Media spins DeSantis legal victory upholding parental rights law as a loss

Published Mar. 12, 2024, 9:10 a.m. ET | Updated Mar. 12, 2024

TALLAHASSEE, Fla. – The Associated Press and left-wing activists are cheering for a new legal settlement that will ensure Florida’s parental rights in education law can remain in full effect, painting the governor’s legal victory as one that actually delivered him a defeat.

“BREAKING: Sexual orientation, gender ID can be talked about in Florida classrooms under lawsuit settlement,” posted the AP, who in their report, simply detailed the original legal language of the law, omitting the fact that the lawsuit didn’t change its enforcement.

The bill was dubbed “Don’t Say Gay” in the AP and other mainstream outlets, which Gov. Ron DeSantis’ communications director, Bryan Griffin, said is part of “activist scare tactics.”

“[The bill could never] punish student to student conversation,” Griffin said. “This law, the Parental Rights in Education Act, is about instruction.”

The AP reported that under the settlement, teachers and families have cleared up “confusion” about what specifically the law applies to.

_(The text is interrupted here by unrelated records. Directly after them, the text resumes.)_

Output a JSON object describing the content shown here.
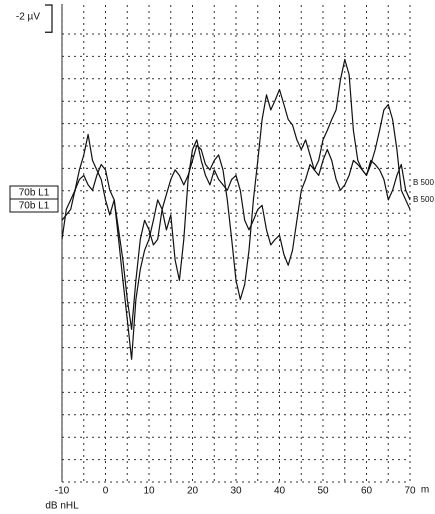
{
  "chart_data": {
    "type": "line",
    "x": [
      -10,
      -9,
      -8,
      -7,
      -6,
      -5,
      -4,
      -3,
      -2,
      -1,
      0,
      1,
      2,
      3,
      4,
      5,
      6,
      7,
      8,
      9,
      10,
      11,
      12,
      13,
      14,
      15,
      16,
      17,
      18,
      19,
      20,
      21,
      22,
      23,
      24,
      25,
      26,
      27,
      28,
      29,
      30,
      31,
      32,
      33,
      34,
      35,
      36,
      37,
      38,
      39,
      40,
      41,
      42,
      43,
      44,
      45,
      46,
      47,
      48,
      49,
      50,
      51,
      52,
      53,
      54,
      55,
      56,
      57,
      58,
      59,
      60,
      61,
      62,
      63,
      64,
      65,
      66,
      67,
      68,
      69,
      70
    ],
    "series": [
      {
        "name": "70b L1",
        "end_label": "B 500",
        "color": "#111111",
        "values": [
          -17.8,
          -20.0,
          -20.7,
          -21.4,
          -22.2,
          -22.5,
          -21.8,
          -21.4,
          -22.5,
          -23.3,
          -22.9,
          -21.4,
          -20.7,
          -18.5,
          -16.3,
          -13.4,
          -11.2,
          -14.8,
          -17.8,
          -19.2,
          -18.5,
          -17.4,
          -17.8,
          -20.0,
          -21.1,
          -22.2,
          -22.9,
          -22.5,
          -21.8,
          -22.5,
          -23.6,
          -24.7,
          -24.4,
          -23.3,
          -22.9,
          -23.6,
          -24.0,
          -22.9,
          -20.7,
          -17.8,
          -14.8,
          -13.4,
          -14.5,
          -17.0,
          -20.7,
          -23.6,
          -26.6,
          -28.4,
          -27.3,
          -28.0,
          -28.8,
          -27.7,
          -26.6,
          -26.2,
          -25.1,
          -24.4,
          -25.1,
          -24.0,
          -22.9,
          -23.6,
          -25.1,
          -25.8,
          -26.6,
          -27.3,
          -29.5,
          -31.0,
          -29.9,
          -25.8,
          -23.6,
          -22.9,
          -22.5,
          -23.3,
          -24.4,
          -25.8,
          -27.3,
          -27.7,
          -26.6,
          -24.4,
          -21.4,
          -20.7,
          -20.0
        ]
      },
      {
        "name": "70b L1",
        "end_label": "B 500",
        "color": "#111111",
        "values": [
          -19.2,
          -19.6,
          -20.0,
          -21.4,
          -22.9,
          -24.0,
          -25.5,
          -23.6,
          -22.9,
          -22.2,
          -20.7,
          -19.6,
          -20.7,
          -17.8,
          -14.8,
          -11.9,
          -9.0,
          -13.4,
          -15.6,
          -17.0,
          -17.8,
          -19.2,
          -20.7,
          -20.0,
          -18.5,
          -19.6,
          -16.3,
          -14.8,
          -17.8,
          -22.2,
          -24.4,
          -25.1,
          -23.6,
          -22.5,
          -21.8,
          -22.9,
          -22.2,
          -21.8,
          -21.4,
          -22.2,
          -22.5,
          -21.4,
          -19.2,
          -18.5,
          -19.2,
          -20.0,
          -20.3,
          -18.5,
          -17.4,
          -17.8,
          -18.1,
          -16.7,
          -15.9,
          -17.0,
          -19.2,
          -21.4,
          -22.2,
          -23.3,
          -22.9,
          -22.5,
          -23.6,
          -24.4,
          -23.6,
          -22.2,
          -21.4,
          -21.8,
          -22.5,
          -23.6,
          -23.3,
          -22.9,
          -22.5,
          -23.6,
          -23.3,
          -22.9,
          -22.2,
          -20.7,
          -21.4,
          -22.5,
          -23.3,
          -21.4,
          -20.7
        ]
      }
    ],
    "xlim": [
      -10,
      70
    ],
    "xticks": [
      -10,
      0,
      10,
      20,
      30,
      40,
      50,
      60,
      70
    ],
    "xlabel": "m",
    "level_label": "dB nHL",
    "ylim": [
      0,
      -35
    ],
    "scale_bar": {
      "value": -2,
      "label": "-2 µV"
    },
    "grid": true
  }
}
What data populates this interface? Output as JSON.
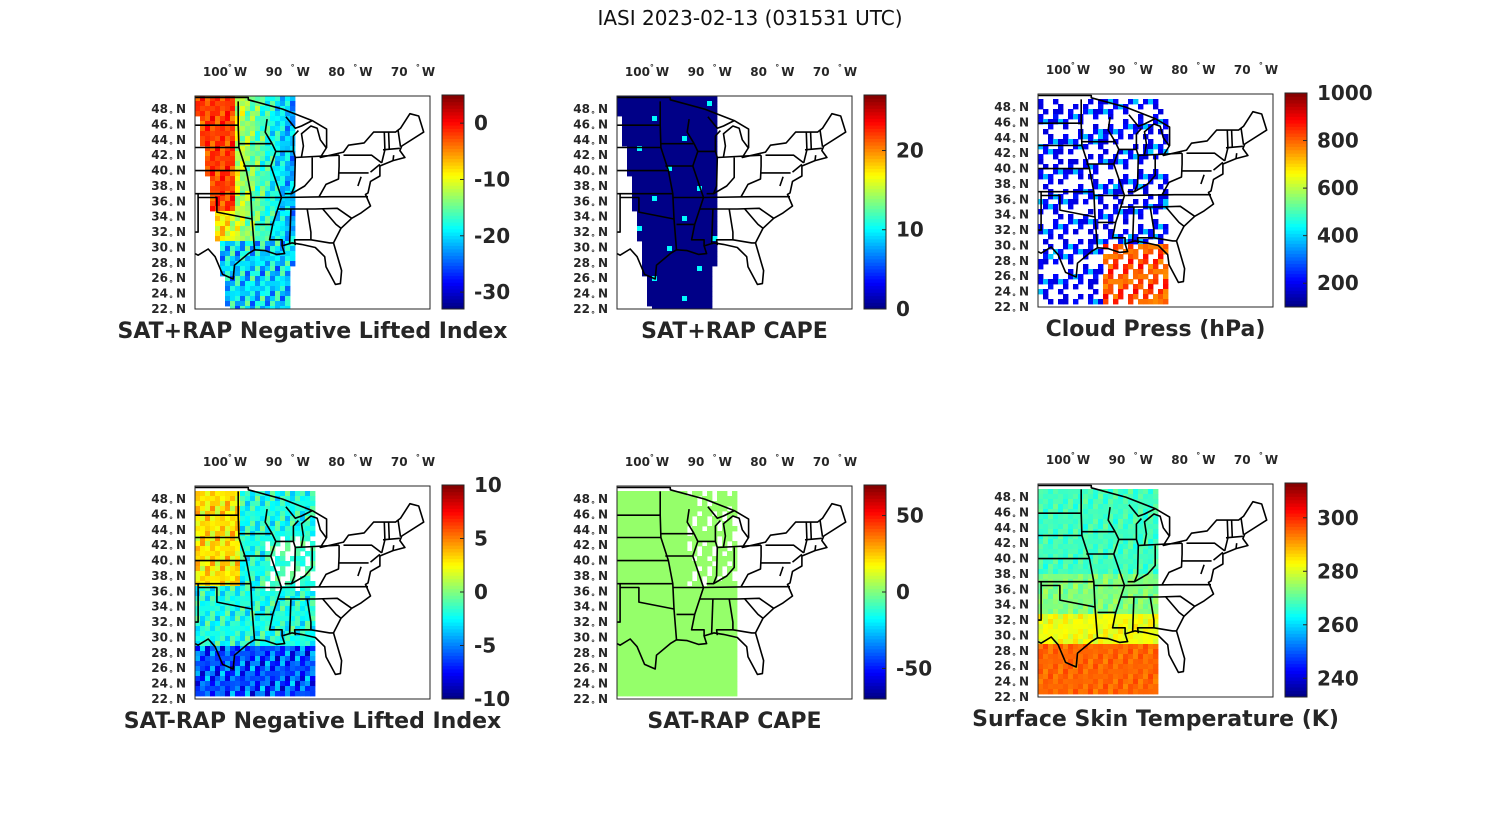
{
  "title": "IASI 2023-02-13 (031531 UTC)",
  "map_axes": {
    "lon_ticks": [
      {
        "deg": "100",
        "hemi": "W"
      },
      {
        "deg": "90",
        "hemi": "W"
      },
      {
        "deg": "80",
        "hemi": "W"
      },
      {
        "deg": "70",
        "hemi": "W"
      }
    ],
    "lat_ticks": [
      "48",
      "46",
      "44",
      "42",
      "40",
      "38",
      "36",
      "34",
      "32",
      "30",
      "28",
      "26",
      "24",
      "22"
    ],
    "lat_hemi": "N",
    "degree_symbol": "°"
  },
  "colormap": "jet",
  "chart_data": [
    {
      "type": "heatmap",
      "title": "SAT+RAP Negative Lifted Index",
      "colorbar": {
        "range": [
          -33,
          5
        ],
        "ticks": [
          0,
          -10,
          -20,
          -30
        ]
      },
      "typical_value": -10
    },
    {
      "type": "heatmap",
      "title": "SAT+RAP CAPE",
      "colorbar": {
        "range": [
          0,
          27
        ],
        "ticks": [
          20,
          10,
          0
        ]
      },
      "typical_value": 0
    },
    {
      "type": "heatmap",
      "title": "Cloud Press (hPa)",
      "colorbar": {
        "range": [
          100,
          1000
        ],
        "ticks": [
          1000,
          800,
          600,
          400,
          200
        ]
      },
      "typical_value": 200
    },
    {
      "type": "heatmap",
      "title": "SAT-RAP Negative Lifted Index",
      "colorbar": {
        "range": [
          -10,
          10
        ],
        "ticks": [
          10,
          5,
          0,
          -5,
          -10
        ]
      },
      "typical_value": 0
    },
    {
      "type": "heatmap",
      "title": "SAT-RAP CAPE",
      "colorbar": {
        "range": [
          -70,
          70
        ],
        "ticks": [
          50,
          0,
          -50
        ]
      },
      "typical_value": 0
    },
    {
      "type": "heatmap",
      "title": "Surface Skin Temperature (K)",
      "colorbar": {
        "range": [
          233,
          313
        ],
        "ticks": [
          300,
          280,
          260,
          240
        ]
      },
      "typical_value": 270
    }
  ]
}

As the bill explicitly stated in its passed form, the restrictions applied to “classroom instruction by school personnel or third parties on sexual orientation or gender identity [in] kindergarten through grade 3 or in a matter that is not age-appropriate.”

Under the agreement, the plaintiffs are dismissing their case against the state, and the Florida Department of Education will provide the definitions of the law to local school boards, which explain that the law does not discriminate against any particular sexual orientation or gender identity, and only applies to classroom instruction – the legal language that always applies to begin with.

“Now that the activists lost in court today (the law remains in effect), they run a headline like this making it seem like something has changed. It hasn’t,” Griffin said. “Kids remain safe in Florida from radical gender and sexual ideology being forced on them by adults without the knowledge of their parents.”

Griffin scathed the AP, saying they “just can’t stop lying.”

As Florida’s Voice fact checked in 2022, the bill does not prevent the word “gay” from being uttered in classrooms, and it does not apply to or “target” LGBTQ+ students.

DeSantis’ office noted on Monday that the settlement “ensures that the law will remain in effect.”

General counsel Ryan Newman said the state “fought hard to ensure this law couldn’t be maligned in court, as it was in the public arena by the media and large corporate actors.”

“We are victorious, and Florida’s classrooms will remain a safe place under the Parental Rights in Education Act,” Newman said.

The law also requires schools to let parents give permission for health screenings and can deny any health services offered at the beginning of each year.

The governor’s office reiterated enthusiasm that children will remain “protected from radical gender and sexual ideology in the classroom.”